ROANOKE TIMES

                         Roanoke Times
                 Copyright (c) 1995, Landmark Communications, Inc.

DATE: WEDNESDAY, September 13, 1995                   TAG: 9509130045
SECTION: BUSINESS                    PAGE: B-6   EDITION: METRO 
SOURCE: Associated Press
DATELINE: NEW YORK                                LENGTH: Medium


MITSUBISHI QUITS FAMED PROPERTY; COMPANIES DUEL FOR OWNERSHIP

THE JAPANESE COMPANY had to surrender Rockefeller Center because it was too expensive to maintain.
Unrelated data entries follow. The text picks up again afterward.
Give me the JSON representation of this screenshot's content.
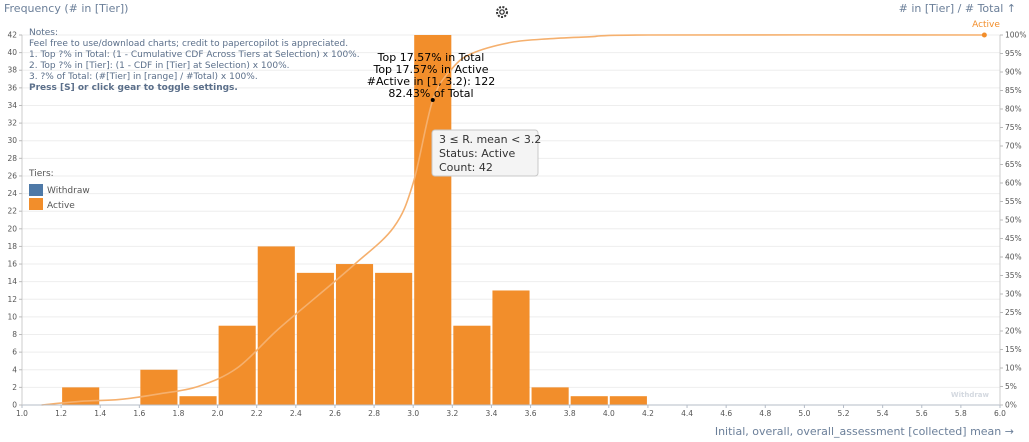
{
  "chart_data": {
    "type": "bar",
    "left_axis_title": "Frequency (# in [Tier])",
    "right_axis_title": "# in [Tier] / # Total ↑",
    "x_axis_title": "Initial, overall, overall_assessment [collected] mean →",
    "bin_width": 0.2,
    "xlim": [
      1.0,
      6.0
    ],
    "x_ticks": [
      "1.0",
      "1.2",
      "1.4",
      "1.6",
      "1.8",
      "2.0",
      "2.2",
      "2.4",
      "2.6",
      "2.8",
      "3.0",
      "3.2",
      "3.4",
      "3.6",
      "3.8",
      "4.0",
      "4.2",
      "4.4",
      "4.6",
      "4.8",
      "5.0",
      "5.2",
      "5.4",
      "5.6",
      "5.8",
      "6.0"
    ],
    "ylim": [
      0,
      42
    ],
    "y_ticks": [
      "0",
      "2",
      "4",
      "6",
      "8",
      "10",
      "12",
      "14",
      "16",
      "18",
      "20",
      "22",
      "24",
      "26",
      "28",
      "30",
      "32",
      "34",
      "36",
      "38",
      "40",
      "42"
    ],
    "y2_ticks": [
      "0%",
      "5%",
      "10%",
      "15%",
      "20%",
      "25%",
      "30%",
      "35%",
      "40%",
      "45%",
      "50%",
      "55%",
      "60%",
      "65%",
      "70%",
      "75%",
      "80%",
      "85%",
      "90%",
      "95%",
      "100%"
    ],
    "series": [
      {
        "name": "Active",
        "color": "#f28e2b",
        "bins": [
          {
            "x0": 1.2,
            "count": 2
          },
          {
            "x0": 1.6,
            "count": 4
          },
          {
            "x0": 1.8,
            "count": 1
          },
          {
            "x0": 2.0,
            "count": 9
          },
          {
            "x0": 2.2,
            "count": 18
          },
          {
            "x0": 2.4,
            "count": 15
          },
          {
            "x0": 2.6,
            "count": 16
          },
          {
            "x0": 2.8,
            "count": 15
          },
          {
            "x0": 3.0,
            "count": 42
          },
          {
            "x0": 3.2,
            "count": 9
          },
          {
            "x0": 3.4,
            "count": 13
          },
          {
            "x0": 3.6,
            "count": 2
          },
          {
            "x0": 3.8,
            "count": 1
          },
          {
            "x0": 4.0,
            "count": 1
          }
        ]
      }
    ],
    "cdf_line": {
      "name": "Active",
      "color": "#f5b06e",
      "points": [
        [
          1.1,
          0
        ],
        [
          1.3,
          1
        ],
        [
          1.5,
          1.5
        ],
        [
          1.7,
          3
        ],
        [
          1.9,
          5
        ],
        [
          2.1,
          10
        ],
        [
          2.3,
          20
        ],
        [
          2.5,
          29
        ],
        [
          2.7,
          38
        ],
        [
          2.9,
          48
        ],
        [
          3.0,
          60
        ],
        [
          3.1,
          82.4
        ],
        [
          3.2,
          91
        ],
        [
          3.3,
          95
        ],
        [
          3.5,
          98
        ],
        [
          3.7,
          99
        ],
        [
          3.9,
          99.5
        ],
        [
          4.2,
          100
        ],
        [
          5.92,
          100
        ]
      ],
      "end_x": 5.92,
      "end_y": 100
    },
    "annotation": {
      "x": 3.1,
      "y": 82.43,
      "lines": [
        "Top 17.57% in Total",
        "Top 17.57% in Active",
        "#Active in [1, 3.2): 122",
        "82.43% of Total"
      ]
    },
    "tooltip": {
      "lines": [
        "3 ≤ R. mean < 3.2",
        "Status: Active",
        "Count: 42"
      ]
    },
    "legend": {
      "title": "Tiers:",
      "placement": "left",
      "items": [
        {
          "label": "Withdraw",
          "color": "#4e79a7"
        },
        {
          "label": "Active",
          "color": "#f28e2b"
        }
      ]
    },
    "notes": [
      "Notes:",
      "Feel free to use/download charts; credit to papercopilot is appreciated.",
      "1. Top ?% in Total: (1 - Cumulative CDF Across Tiers at Selection) x 100%.",
      "2. Top ?% in [Tier]: (1 - CDF in [Tier] at Selection) x 100%.",
      "3. ?% of Total: (#[Tier] in [range] / #Total) x 100%.",
      "Press [S] or click gear to toggle settings."
    ],
    "watermark": "Withdraw",
    "line_end_label": "Active"
  }
}
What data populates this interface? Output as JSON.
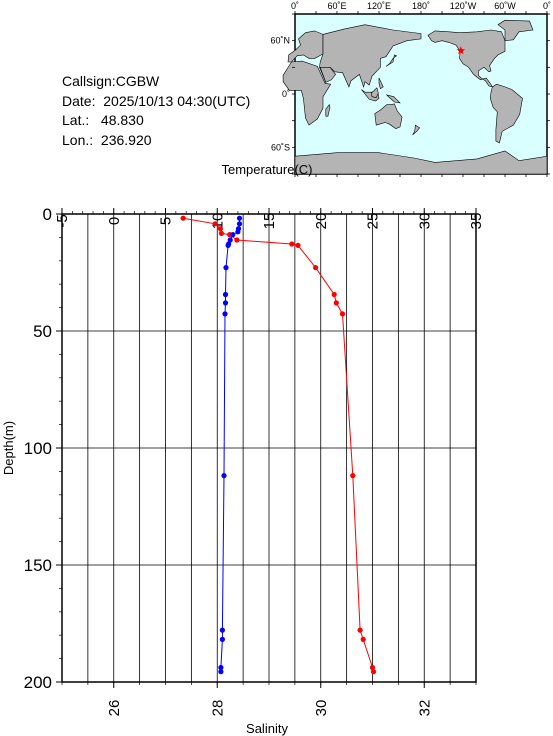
{
  "station": {
    "callsign_label": "Callsign:",
    "callsign": "CGBW",
    "date_label": "Date:",
    "date": "2025/10/13 04:30(UTC)",
    "lat_label": "Lat.:",
    "lat": "48.830",
    "lon_label": "Lon.:",
    "lon": "236.920"
  },
  "map": {
    "top_labels": [
      "0˚",
      "60˚E",
      "120˚E",
      "180˚",
      "120˚W",
      "60˚W",
      "0˚"
    ],
    "side_labels": [
      "60˚N",
      "0˚",
      "60˚S"
    ],
    "ocean_color": "#d9ffff",
    "land_color": "#b4b4b4",
    "marker": "star-icon",
    "marker_color": "#ff0000"
  },
  "chart_data": {
    "type": "line",
    "ylabel": "Depth(m)",
    "ylim": [
      200,
      0
    ],
    "yticks": [
      0,
      50,
      100,
      150,
      200
    ],
    "grid": true,
    "top_axis": {
      "label": "Temperature(C)",
      "lim": [
        -5,
        35
      ],
      "ticks": [
        -5,
        0,
        5,
        10,
        15,
        20,
        25,
        30,
        35
      ]
    },
    "bottom_axis": {
      "label": "Salinity",
      "lim": [
        25,
        33
      ],
      "ticks": [
        26,
        28,
        30,
        32
      ]
    },
    "series": [
      {
        "variable": "temperature",
        "axis": "top",
        "color": "#ff0000",
        "points": [
          [
            6.7,
            1.8
          ],
          [
            9.8,
            4.2
          ],
          [
            10.3,
            6.3
          ],
          [
            10.4,
            8.3
          ],
          [
            11.2,
            8.8
          ],
          [
            11.9,
            11.1
          ],
          [
            17.2,
            12.8
          ],
          [
            17.8,
            13.4
          ],
          [
            19.5,
            22.9
          ],
          [
            21.3,
            34.4
          ],
          [
            21.5,
            38.0
          ],
          [
            22.1,
            42.7
          ],
          [
            23.1,
            111.8
          ],
          [
            23.8,
            177.8
          ],
          [
            24.1,
            181.8
          ],
          [
            25.0,
            193.8
          ],
          [
            25.1,
            195.6
          ]
        ]
      },
      {
        "variable": "salinity",
        "axis": "bottom",
        "color": "#0000ff",
        "points": [
          [
            28.43,
            1.8
          ],
          [
            28.43,
            4.2
          ],
          [
            28.41,
            6.3
          ],
          [
            28.4,
            7.6
          ],
          [
            28.3,
            8.8
          ],
          [
            28.25,
            11.1
          ],
          [
            28.22,
            12.8
          ],
          [
            28.21,
            13.4
          ],
          [
            28.17,
            22.9
          ],
          [
            28.16,
            34.4
          ],
          [
            28.16,
            38.0
          ],
          [
            28.15,
            42.7
          ],
          [
            28.13,
            111.8
          ],
          [
            28.1,
            177.8
          ],
          [
            28.1,
            181.8
          ],
          [
            28.07,
            193.8
          ],
          [
            28.07,
            195.6
          ]
        ]
      }
    ]
  }
}
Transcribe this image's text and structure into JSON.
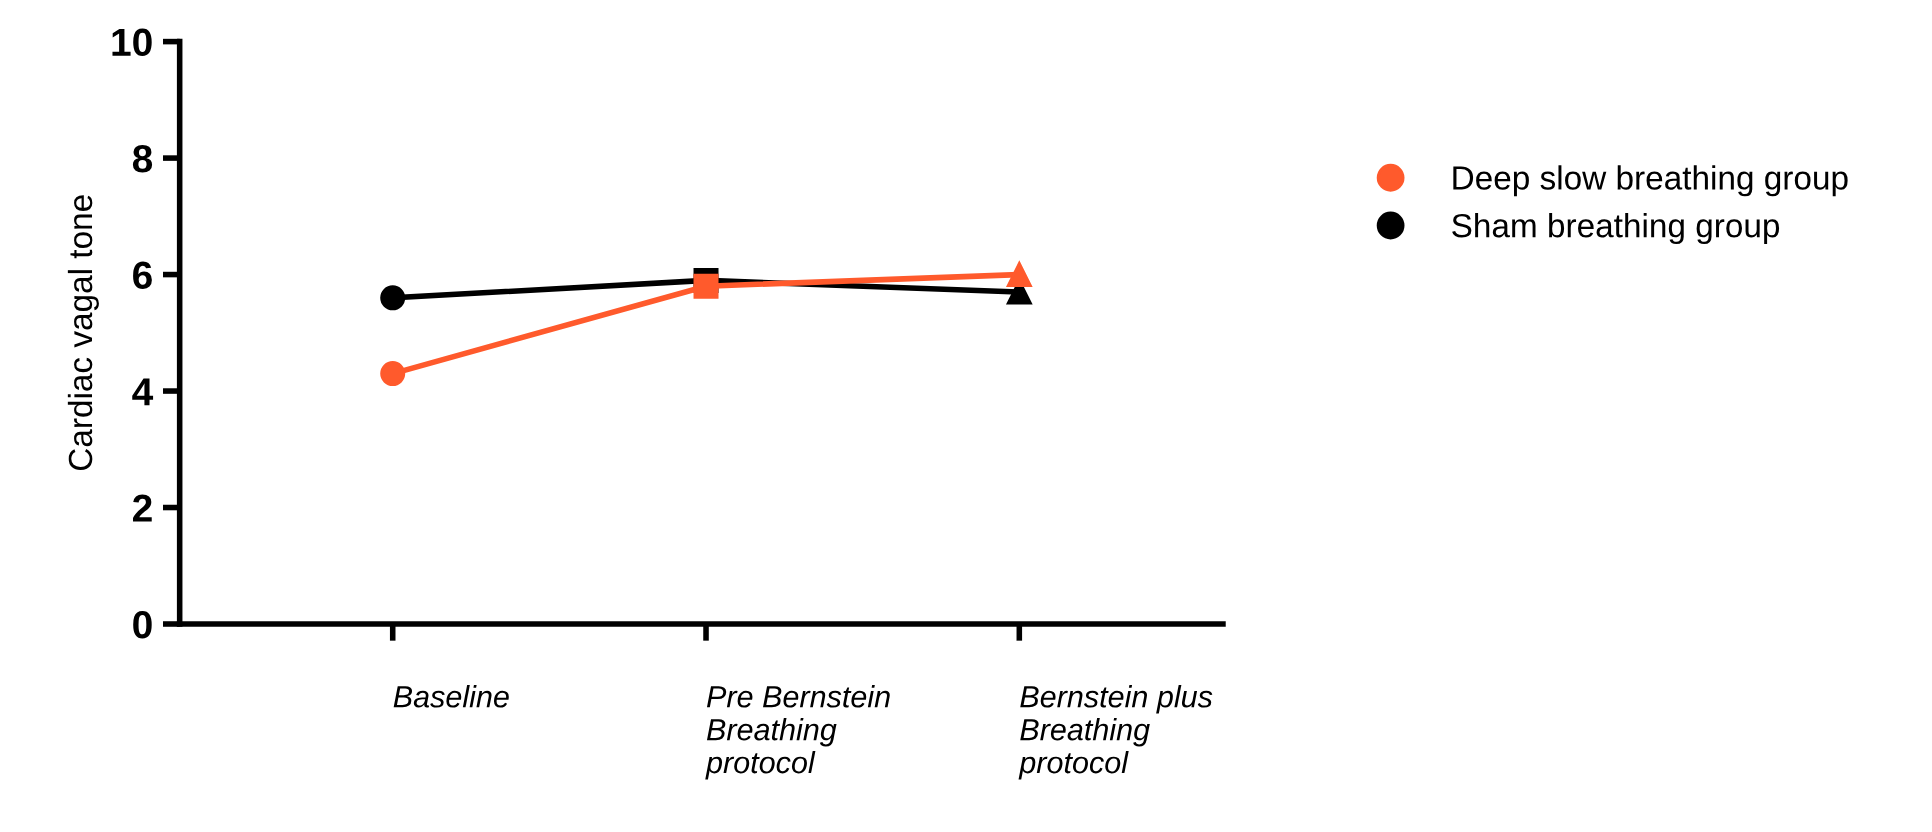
{
  "chart_data": {
    "type": "line",
    "ylabel": "Cardiac vagal tone",
    "categories": [
      "Baseline",
      "Pre Bernstein\nBreathing\nprotocol",
      "Bernstein plus\nBreathing\nprotocol"
    ],
    "series": [
      {
        "name": "Deep slow breathing group",
        "color": "#ff5a2c",
        "values": [
          4.3,
          5.8,
          6.0
        ]
      },
      {
        "name": "Sham breathing group",
        "color": "#000000",
        "values": [
          5.6,
          5.9,
          5.7
        ]
      }
    ],
    "marker": [
      "circle",
      "square",
      "triangle"
    ],
    "ylim": [
      0,
      10
    ],
    "yticks": [
      0,
      2,
      4,
      6,
      8,
      10
    ],
    "grid": false,
    "legend": "right"
  }
}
This set the stage for a battle between bidders.

Rockefeller Center turned into a property gladiator's brawling ground Tuesday after the financially pressed Japanese company that controls the 12-building complex abandoned it and new rival bids emerged.

Mitsubishi Estate Co. and its minority partner, the founding Rockefeller family, said they were walking away from Rockefeller Center, handing the keys to their major creditor because it was too expensive to maintain and too difficult to sell.

At the same time, their creditor teamed with a troika of powerful investors to seek full ownership of the storied array of Art Deco buildings in midtown Manhattan.

Then a rival group led by the blue-blooded investment firm Goldman Sachs & Co. said it was trying to buy part of the creditor, laying the basis for a new battle to gain control of the entire property.

A symbol of American capitalist power and economic might, Rockefeller Center has been languishing in bankruptcy court for four months because Mitsubishi has been unable to pay the $1.3 billion mortgage. The fast-moving developments Tuesday further shrouded who would become its new landlord.

Rockefeller Group Inc., controlled by Mitsubishi, said Tuesday it planned to surrender the complex to Rockefeller Center Properties Inc., the trust that holds the mortgage.

In addition, a group led by Chicago investor Samuel Zell, who has built a fortune acquiring distressed real estate; General Electric Co. and its National Broadcasting Co. subsidiary; and Walt Disney Co. would invest $250 million in the trust and become a 50-50 partner.

The Zell group and the trust would then file a plan of reorganization to bring the property out of bankruptcy.

``It's a little bit surprising that it's come to this, that they're willing to walk away without slogging it a little further through the bankruptcy,'' said Wayne Teetsel, an analyst at B.D.S. Securities Corp. in New York, a brokerage firm.

During a bankruptcy court hearing Tuesday, attorneys for the owners said they hoped to file a reorganization plan by Oct. 3; a hearing to confirm the plan was set for Nov. 28.

Shortly after the hearing, however, the Goldman deal emerged.

The investment house filed documents with the Securities and Exchange Commission seeking a deal of its own with Rockefeller Center Properties.

It appeared, however, that competing bids for investments in Rockefeller Center Properties, or RCPI, would not easily scuttle the owners' decision to give up their stake.

``What we're doing with RCPI is not contingent upon Zell,'' said Albert Togut, an attorney representing the center's bankrupt partnerships.

Under the Goldman proposal, the firm and a partnership would buy $100 million of newly issued Rockefeller Center Properties stock in addition to pumping in up to $150 million in cash through future purchases and by underwriting stock sales.

The filing included a letter to Rockefeller Center Properties dated Monday outlining the offer. Goldman is a major holder of securities convertible into the trust's common shares.

Stephanie Leggett Young, vice president and secretary of Rockefeller Center Properties, said the trust only received the Goldman offer Tuesday morning and the board would review it.

GE and NBC, among the most famous tenants of the center, reached an agreement in principle announced Tuesday to join the Zell investment group.

Disney, included in the Zell group when it was first announced last month, has its eye on managing or leasing Radio City Music Hall, a 5,874-seat theater that is one of the prime tourist destinations in the center.

Mitsubishi's retreat marked the most stunning pullback by a major Japanese company from the spree of American acquisitions in the 1980s, when Japanese companies invested huge sums in real estate.

Some Americans saw the 1989 Rockefeller Center purchase as an affront to the nation's pride and a symbol of U.S. economic decline.

Rockefeller Center Properties shares rose 87 1/2 cents to close at $8 in trading on the New York Stock Exchange.